Sofrimento e errância enviam-nos de imediato, e para fugir ao universo
judaico-cristão, para o destino de Ulisses. Da vida de Ulisses, depois de
retornado à pátria, com Penélope não há literatura possível, mas da sua
errância, do seu desejo frustrado, da sua dor e da sua vingança – o sofrimento
dos pretendentes – há a Odisseia. Este caso exemplar mostra-nos a necessidade
de complementar os ingredientes que compõem a intriga romanesca. Não bastam as dimensões
da necessidade e da ilusão para que haja romance. É preciso que elas se
entrelacem com a errância – na linguagem cristã, a errância é o pecado – e o
sofrimento.
Não será excesso de imaginação dizer que o romance só é possível
porque a humanidade foi expulsa do paraíso? Não se estará a contaminar a arte
com crenças provenientes de uma esfera que lhe é exterior, a religião?

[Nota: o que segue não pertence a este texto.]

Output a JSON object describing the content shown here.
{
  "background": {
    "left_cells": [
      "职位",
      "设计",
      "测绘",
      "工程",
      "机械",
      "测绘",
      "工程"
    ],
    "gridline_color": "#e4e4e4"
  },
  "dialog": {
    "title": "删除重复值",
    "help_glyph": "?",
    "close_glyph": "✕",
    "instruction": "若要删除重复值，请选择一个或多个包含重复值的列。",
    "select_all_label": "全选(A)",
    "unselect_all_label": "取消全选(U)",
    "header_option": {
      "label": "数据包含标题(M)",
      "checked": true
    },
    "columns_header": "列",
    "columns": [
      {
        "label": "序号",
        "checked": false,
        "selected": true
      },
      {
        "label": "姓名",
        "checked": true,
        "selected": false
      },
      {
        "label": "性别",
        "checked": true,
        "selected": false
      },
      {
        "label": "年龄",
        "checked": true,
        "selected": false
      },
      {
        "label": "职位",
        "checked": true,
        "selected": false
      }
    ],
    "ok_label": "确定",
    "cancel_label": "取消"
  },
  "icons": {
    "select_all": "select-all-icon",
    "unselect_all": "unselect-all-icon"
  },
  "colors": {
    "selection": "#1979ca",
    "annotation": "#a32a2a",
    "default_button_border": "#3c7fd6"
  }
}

Aparentemente, sim. Na realidade, não. O Génesis bíblico não é apenas o livro
inaugural de várias crenças religiosas. É também um exercício literário que
inaugura e determina o campo da literatura ocidental, dando-lhe dois temas – os
do sofrimento e da errância – que não podem deixar de obsidiar aqueles que
escrevem. Se toda a literatura pode ser vista com uma intriga dentro da caverna
platónica ou fora do Jardim do Éden, então é natural que nem a verdade, nem a
liberdade, nem a felicidade, nem a reconciliação possam ser os seus temas
fundamentais. Fora do paraíso ou dentro da caverna a vida presta-se pouco aos
eflúvios dos bons sentimentos.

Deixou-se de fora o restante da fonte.